In GUYS AND DOLLS, Joseph L. Mankiewicz adapted a story by Damon Runyan and set it to the music and the sharp, funny lyrics of Frank Loesser to concoct the perfect entertainment about sinners and saints. Sky Masterson (Marlon Brando), a sinner’s sinner in the eyes of the Army, spouting wonderful Runyanesque dialogue such as “On behalf of the former sinners of the future, I’d like to protest the closing of this mission,” falls for the saintly Sergeant Sarah Brown (Jean Simmons) when he takes her to Havana on a bet. He has already given her his marker for at least 12 souls to fill her her failing mission. He makes good on his marker by betting each one of the participants of Nathan Detroit’s (Frank Sinatra) floating crap game $1000 against their souls and wins them all, therefore “fighting fire with fire.” The group assembles at the mission and proceeds to testify. Do yourself a favor and find the DVD widescreen version of this gem.

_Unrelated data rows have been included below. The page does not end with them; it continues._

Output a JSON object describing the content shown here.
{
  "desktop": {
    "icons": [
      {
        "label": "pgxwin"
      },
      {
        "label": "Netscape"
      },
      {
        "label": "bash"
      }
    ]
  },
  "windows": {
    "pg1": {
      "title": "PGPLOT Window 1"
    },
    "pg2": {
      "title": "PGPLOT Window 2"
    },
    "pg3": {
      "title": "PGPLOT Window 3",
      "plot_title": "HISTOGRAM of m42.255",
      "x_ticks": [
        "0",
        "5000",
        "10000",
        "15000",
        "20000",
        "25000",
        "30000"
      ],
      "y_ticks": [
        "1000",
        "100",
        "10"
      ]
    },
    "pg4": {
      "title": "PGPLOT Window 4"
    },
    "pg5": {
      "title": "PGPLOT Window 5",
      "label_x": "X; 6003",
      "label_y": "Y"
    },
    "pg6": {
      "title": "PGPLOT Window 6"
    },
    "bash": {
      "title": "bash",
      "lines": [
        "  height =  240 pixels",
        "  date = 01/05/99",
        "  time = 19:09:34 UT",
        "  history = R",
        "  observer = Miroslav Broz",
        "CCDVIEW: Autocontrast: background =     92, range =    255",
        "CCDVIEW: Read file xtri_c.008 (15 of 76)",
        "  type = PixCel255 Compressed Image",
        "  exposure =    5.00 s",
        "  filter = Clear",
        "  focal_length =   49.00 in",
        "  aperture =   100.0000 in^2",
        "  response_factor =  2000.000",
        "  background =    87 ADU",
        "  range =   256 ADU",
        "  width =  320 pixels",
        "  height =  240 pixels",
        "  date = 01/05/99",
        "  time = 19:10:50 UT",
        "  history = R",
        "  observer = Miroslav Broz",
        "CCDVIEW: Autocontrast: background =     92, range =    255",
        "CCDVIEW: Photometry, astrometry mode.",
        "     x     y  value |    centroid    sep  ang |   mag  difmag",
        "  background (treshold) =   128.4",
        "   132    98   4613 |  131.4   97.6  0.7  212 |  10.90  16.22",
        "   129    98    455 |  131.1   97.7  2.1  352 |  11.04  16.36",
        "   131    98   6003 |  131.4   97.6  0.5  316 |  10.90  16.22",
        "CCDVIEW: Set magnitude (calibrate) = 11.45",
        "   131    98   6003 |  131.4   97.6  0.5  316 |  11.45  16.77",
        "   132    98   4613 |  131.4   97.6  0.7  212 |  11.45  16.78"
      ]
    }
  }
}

In FOR HEAVEN’S SAKE, my favorite of Harold Lloyd’s silent features, ultra wealthy J. Harold Manners (Lloyd) accidentally burns down the pushcart owned by a poor Missionary. He promptly writes a large check to pay the man off. The Missionary opens a mission in Harold’s name. When Harold reads of his inadvertent philanthropy in the newspaper, he storms down to the mission to have his name removed from the banner out front. After a brief contretemps over the banner with the missionary’s lovely daughter (Jobyna Ralston), he realizes he’s in love with her and promptly feels compelled to fill the mission with sinners. In one of Lloyd’s most brilliant set pieces, Harold races through the neighborhood provoking every thug he comes across until he has a mob of about thirty nogoodniks chasing him into the mission like the pied piper in glasses and a straw boater. In a jiffy, they’re all singing hymns and passing the hat.
As usual, Boy marries Girl, but not before Lloyd manages another wonderful set piece as he races across town to his beloved, who’s waiting patiently at the altar.
What is it about these missionary females that has men falling head over heels in love with them?